When keels stopped being like that on racing boats, they invented the folding prop.

Has anyone with a 3 blade fixed prop ever been sailing along at a steady speed then noticed the boat go faster or slower by locking/unlocking the prop?
I suspect the real world difference with a typical gearbox is much less than with something that spins really freely, like an outboard.
 
Yes.
When keels stopped being like that on racing boats, they invented the folding prop.

Has anyone with a 3 blade fixed prop ever been sailing along at a steady speed then noticed the boat go faster or slower by locking/unlocking the prop?
I suspect the real world difference with a typical gearbox is much less than with something that spins really freely, like an outboard.

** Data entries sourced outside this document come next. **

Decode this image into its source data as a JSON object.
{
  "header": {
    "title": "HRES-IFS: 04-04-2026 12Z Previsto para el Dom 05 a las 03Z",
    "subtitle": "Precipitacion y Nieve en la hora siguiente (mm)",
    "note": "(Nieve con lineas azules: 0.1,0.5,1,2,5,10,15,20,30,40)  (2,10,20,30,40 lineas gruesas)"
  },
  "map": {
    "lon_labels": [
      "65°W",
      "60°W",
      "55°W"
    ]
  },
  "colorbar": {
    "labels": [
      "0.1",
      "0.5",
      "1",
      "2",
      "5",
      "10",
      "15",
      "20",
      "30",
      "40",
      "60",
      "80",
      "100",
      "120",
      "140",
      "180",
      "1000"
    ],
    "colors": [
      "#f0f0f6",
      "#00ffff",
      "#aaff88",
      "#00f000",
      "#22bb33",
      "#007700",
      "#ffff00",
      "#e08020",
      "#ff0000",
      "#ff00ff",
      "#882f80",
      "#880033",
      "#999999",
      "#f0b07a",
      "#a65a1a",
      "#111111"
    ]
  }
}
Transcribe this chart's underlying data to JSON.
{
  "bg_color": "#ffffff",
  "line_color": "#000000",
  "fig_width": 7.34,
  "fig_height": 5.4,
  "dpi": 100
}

Or, indeed, a saildrive as I can turn my props turn by hand with virtually no resistance.

Richard
 
I don't detect any appreciable resistance when turning my shaft by hand, either with the one inch one, PSS seal, yanmar gearbox on the Sadler or the 30 mm shaft, packed gland, Hurth gearbox on the motor sailer. It is only turning a couple of bearings and unmeshed gears, so don't see why there should be.
 
The prop on my long keel Neptunian does not start to rotate until 4 knots sailing..
I am fitting a shaft brake as the noise is irritating and I think my Thames Marine box should not freewheel in any case.
When sailing at 5 or 6 knots I can easilly stop and brake the shaft with my hand so am goung to try a conventional bike brake rather than remove the shaft to fit a disk.
 
This seems so obvious to me, but for some reason it is often questioned.

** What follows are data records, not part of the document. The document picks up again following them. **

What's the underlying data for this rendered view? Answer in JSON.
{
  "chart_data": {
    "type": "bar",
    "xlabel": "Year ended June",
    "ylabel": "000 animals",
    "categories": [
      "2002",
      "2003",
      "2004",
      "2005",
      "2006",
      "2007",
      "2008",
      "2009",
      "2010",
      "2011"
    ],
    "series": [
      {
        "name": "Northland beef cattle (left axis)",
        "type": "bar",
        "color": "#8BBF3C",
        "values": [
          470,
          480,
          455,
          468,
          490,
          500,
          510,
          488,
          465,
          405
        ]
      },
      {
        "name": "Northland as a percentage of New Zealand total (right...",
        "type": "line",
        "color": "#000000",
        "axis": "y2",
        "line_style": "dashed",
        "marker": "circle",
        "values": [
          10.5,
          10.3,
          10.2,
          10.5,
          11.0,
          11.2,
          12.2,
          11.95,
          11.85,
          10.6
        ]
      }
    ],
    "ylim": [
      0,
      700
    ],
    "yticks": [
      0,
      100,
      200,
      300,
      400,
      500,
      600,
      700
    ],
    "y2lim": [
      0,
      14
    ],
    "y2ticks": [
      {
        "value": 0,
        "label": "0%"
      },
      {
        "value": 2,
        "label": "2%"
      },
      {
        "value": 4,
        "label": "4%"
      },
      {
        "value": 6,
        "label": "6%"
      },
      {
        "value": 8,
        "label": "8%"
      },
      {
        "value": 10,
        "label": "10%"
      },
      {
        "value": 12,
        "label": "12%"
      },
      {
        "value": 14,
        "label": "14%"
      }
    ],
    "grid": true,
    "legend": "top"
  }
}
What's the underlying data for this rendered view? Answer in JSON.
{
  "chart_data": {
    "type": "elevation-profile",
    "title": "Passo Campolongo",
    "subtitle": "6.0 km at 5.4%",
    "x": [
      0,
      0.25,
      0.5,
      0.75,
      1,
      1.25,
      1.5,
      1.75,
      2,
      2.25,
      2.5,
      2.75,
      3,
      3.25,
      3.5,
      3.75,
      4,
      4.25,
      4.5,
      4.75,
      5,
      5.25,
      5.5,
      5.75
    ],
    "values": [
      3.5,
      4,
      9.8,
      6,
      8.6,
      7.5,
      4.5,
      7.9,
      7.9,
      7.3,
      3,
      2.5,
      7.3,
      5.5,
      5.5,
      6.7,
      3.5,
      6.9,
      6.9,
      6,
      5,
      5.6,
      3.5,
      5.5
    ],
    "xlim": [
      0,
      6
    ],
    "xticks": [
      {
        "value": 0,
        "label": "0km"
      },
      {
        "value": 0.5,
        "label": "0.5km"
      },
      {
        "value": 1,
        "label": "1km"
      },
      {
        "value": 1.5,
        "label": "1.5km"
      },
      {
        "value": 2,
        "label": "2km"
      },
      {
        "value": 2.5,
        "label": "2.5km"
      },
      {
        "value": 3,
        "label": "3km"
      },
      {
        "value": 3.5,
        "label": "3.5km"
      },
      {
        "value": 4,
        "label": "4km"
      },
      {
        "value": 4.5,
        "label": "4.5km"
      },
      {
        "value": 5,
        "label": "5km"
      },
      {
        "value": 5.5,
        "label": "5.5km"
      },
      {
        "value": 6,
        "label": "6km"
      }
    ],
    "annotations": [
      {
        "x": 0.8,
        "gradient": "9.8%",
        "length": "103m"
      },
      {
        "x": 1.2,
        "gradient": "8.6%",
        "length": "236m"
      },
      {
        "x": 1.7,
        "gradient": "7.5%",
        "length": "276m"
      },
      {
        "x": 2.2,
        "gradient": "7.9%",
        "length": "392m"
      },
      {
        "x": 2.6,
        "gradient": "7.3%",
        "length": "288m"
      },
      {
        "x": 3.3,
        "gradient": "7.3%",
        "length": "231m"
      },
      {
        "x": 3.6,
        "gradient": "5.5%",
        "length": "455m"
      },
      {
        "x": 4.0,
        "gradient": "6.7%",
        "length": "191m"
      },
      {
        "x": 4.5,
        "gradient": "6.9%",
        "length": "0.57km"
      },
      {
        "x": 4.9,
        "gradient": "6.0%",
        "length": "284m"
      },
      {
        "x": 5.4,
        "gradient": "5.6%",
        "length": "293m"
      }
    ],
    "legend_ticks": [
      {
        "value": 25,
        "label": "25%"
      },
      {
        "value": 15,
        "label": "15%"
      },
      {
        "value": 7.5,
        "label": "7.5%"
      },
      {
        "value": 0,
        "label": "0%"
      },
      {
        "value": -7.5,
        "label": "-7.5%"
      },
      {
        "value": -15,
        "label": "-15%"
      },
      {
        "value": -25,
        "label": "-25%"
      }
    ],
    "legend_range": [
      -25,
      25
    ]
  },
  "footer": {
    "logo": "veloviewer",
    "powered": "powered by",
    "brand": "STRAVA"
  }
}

The theory that a spinning prop creates more drag than a freely rotating one stems from autorotation. This is the effect where a freely rotating rotor blade will create more drag than if it were fixed. It allows a helicopter to land with no engine power and a sycamore seed to float to earth slowly. In these cases the drag created by autorotation is hugely more than if the blades were fixed (not that they could be for a sycamore seed). However, there's a very good reason for this - they are specially designed to be able to do it. A helicopter will never be licensed to fly unless it can land safely unpowered.

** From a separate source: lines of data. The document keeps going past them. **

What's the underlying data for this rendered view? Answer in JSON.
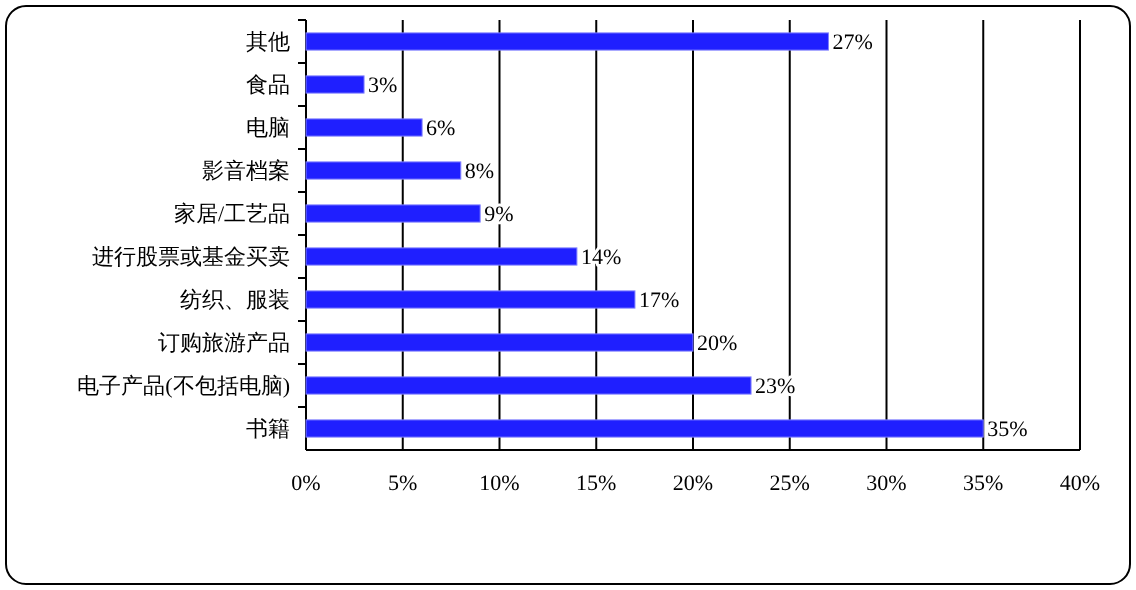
{
  "chart_data": {
    "type": "bar",
    "orientation": "horizontal",
    "categories": [
      "其他",
      "食品",
      "电脑",
      "影音档案",
      "家居/工艺品",
      "进行股票或基金买卖",
      "纺织、服装",
      "订购旅游产品",
      "电子产品(不包括电脑)",
      "书籍"
    ],
    "values": [
      27,
      3,
      6,
      8,
      9,
      14,
      17,
      20,
      23,
      35
    ],
    "value_labels": [
      "27%",
      "3%",
      "6%",
      "8%",
      "9%",
      "14%",
      "17%",
      "20%",
      "23%",
      "35%"
    ],
    "color": "#1f1fff",
    "xlim": [
      0,
      40
    ],
    "xticks": [
      {
        "value": 0,
        "label": "0%"
      },
      {
        "value": 5,
        "label": "5%"
      },
      {
        "value": 10,
        "label": "10%"
      },
      {
        "value": 15,
        "label": "15%"
      },
      {
        "value": 20,
        "label": "20%"
      },
      {
        "value": 25,
        "label": "25%"
      },
      {
        "value": 30,
        "label": "30%"
      },
      {
        "value": 35,
        "label": "35%"
      },
      {
        "value": 40,
        "label": "40%"
      }
    ],
    "grid": "x"
  }
}
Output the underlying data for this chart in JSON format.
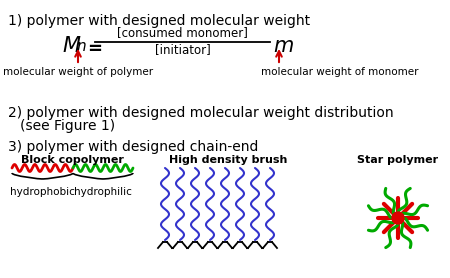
{
  "bg_color": "#ffffff",
  "fig_width": 4.5,
  "fig_height": 2.78,
  "dpi": 100,
  "title1": "1) polymer with designed molecular weight",
  "title2_line1": "2) polymer with designed molecular weight distribution",
  "title2_line2": "    (see Figure 1)",
  "title3": "3) polymer with designed chain-end",
  "label_polymer": "molecular weight of polymer",
  "label_monomer": "molecular weight of monomer",
  "label_block": "Block copolymer",
  "label_hydrophobic": "hydrophobic",
  "label_hydrophilic": "hydrophilic",
  "label_brush": "High density brush",
  "label_star": "Star polymer",
  "arrow_color": "#cc0000",
  "red_color": "#dd0000",
  "green_color": "#00aa00",
  "blue_color": "#3333cc",
  "black_color": "#000000",
  "text_color": "#000000"
}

The way autorotation works is by designing the pitch along the blade carefully. The inner part of the blade is moving through the air much more slowly that the outer part. By using this and varying radially the pitch the angle of attack of the air as it hits the blade is controlled. This variation in the angle of attack means that one section of the blade is being driven by the upcoming air, causing the blades to continue to rotate, and another section is driving the air, causing the upwards force on the blade that slows the helicopter's or seed's descent.

It's a difficult balance for the blade designer (or evolution) to achieve, and in a helicopter requires an immediate response by the pilot to set the blade pitch correctly when an engine fails. Once the moment is past and the blades slow to below 80% of their flying speed an autorotating state can never be attained and the helicopter will plummet. This is the reason why during helicopter pilot training the instructors make you practice simulated engine failure again and again.

A downside of a rotor system that can autorotate like this is less efficiency when powered, but the ability of a helicopter to land safely on engine failure is paramount. A boat propeller is designed to work only one way - to create thrust when powered, and is never required to autorotate. If allowed to run freely it will rotate, but not autorotate in the helicopter sense where it is creating significant drag. That's why the myth is just a myth and there will always be less drag allowing it to rotate.